We need to get a Labour government elected who will take the housing crisis seriously.

Thank you to everyone who contacted me about the government’s plans for leasehold reform.

The government has been promising leasehold reform for more than six years, including repeated promises to ban leasehold on all new homes by an ever-rotating cast of Conservative housing ministers, so it’s deeply disappointed after all this time that what is now being presented to parliament is so underwhelming and unambitious. If I’m being completely honest, it smacks of doing the bare minimum in an election year and hoping to get away with it.

Some of the measures in this Bill are welcome, with new rights, powers and protections for leaseholders that do at least represent progress. But I remain deeply concerned that some others, such as clauses intended to protect leaseholders from covering the legal and valuation costs associated with lease extensions, are too weak to work in practice – which is why Labour will be presenting amendments to this Bill in parliament to strengthen them.

But it’s what’s missing from this Bill that makes it such a disappointment, because while the sale of new leasehold houses will be banned, the same is not true for new flats, despite the fact that flats make up 70% of all leasehold properties. So, the question the Secretary of State for Housing, Michael Gove, really needs to answer is why he thinks it’s ok for the owners of flats to have to continue living under a system he himself described as “feudal and archaic”.

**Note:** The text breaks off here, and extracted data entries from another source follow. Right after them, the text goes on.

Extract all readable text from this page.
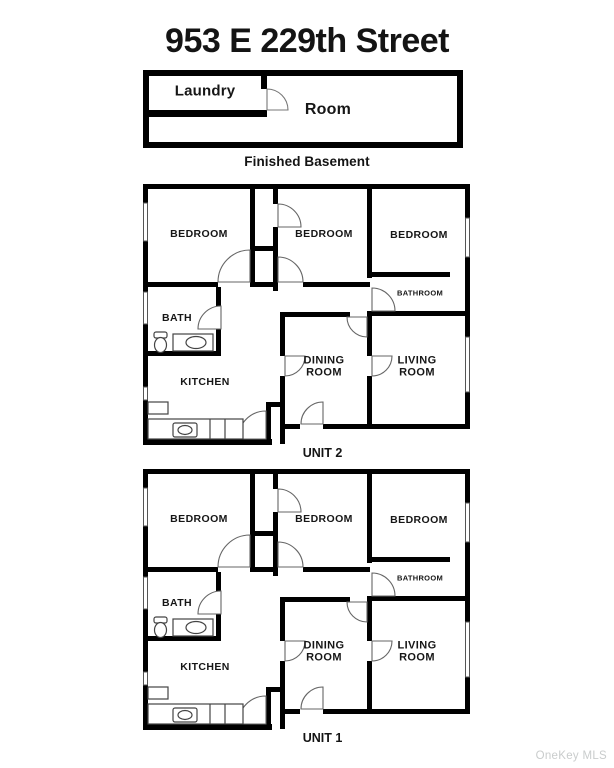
953 E 229th Street
Laundry
Room
Finished Basement
BEDROOM	BEDROOM	BEDROOM
BATHROOM
BATH
KITCHEN
DINING ROOM
LIVING ROOM
UNIT 2
BEDROOM	BEDROOM	BEDROOM
BATHROOM
BATH
KITCHEN
DINING ROOM
LIVING ROOM
UNIT 1
OneKey MLS
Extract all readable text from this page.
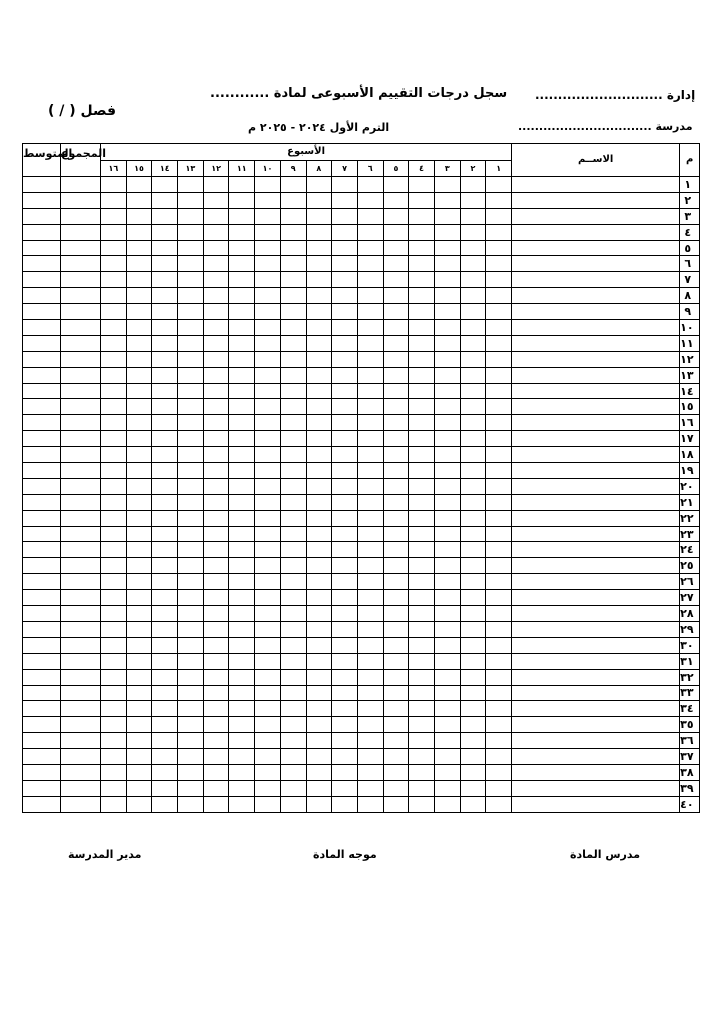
سجل درجات التقييم الأسبوعى لمادة ............ إدارة ............................
فصل ( / )
الترم الأول ٢٠٢٤ - ٢٠٢٥ م	مدرسة ................................
المتوسط	المجموع	الأسبوع																الاســم	م
		١٦	١٥	١٤	١٣	١٢	١١	١٠	٩	٨	٧	٦	٥	٤	٣	٢	١		
																			١
																			٢
																			٣
																			٤
																			٥
																			٦
																			٧
																			٨
																			٩
																			١٠
																			١١
																			١٢
																			١٣
																			١٤
																			١٥
																			١٦
																			١٧
																			١٨
																			١٩
																			٢٠
																			٢١
																			٢٢
																			٢٣
																			٢٤
																			٢٥
																			٢٦
																			٢٧
																			٢٨
																			٢٩
																			٣٠
																			٣١
																			٣٢
																			٣٣
																			٣٤
																			٣٥
																			٣٦
																			٣٧
																			٣٨
																			٣٩
																			٤٠
مدرس المادة
موجه المادة
مدير المدرسة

If they’re not going to ban leasehold for all new flats, then I at least want to see measures that make it mandatory for the freeholder of new flats to have to establish and operate a residents’ management company responsible for all service charge matters and associated works, with each leaseholder given a share. But frankly this mediocre Bill has only strengthened my resolve to get a Labour government elected who will take the housing crisis seriously and tip the balance of power away from developers and back towards leaseholders and tenants where it should belong.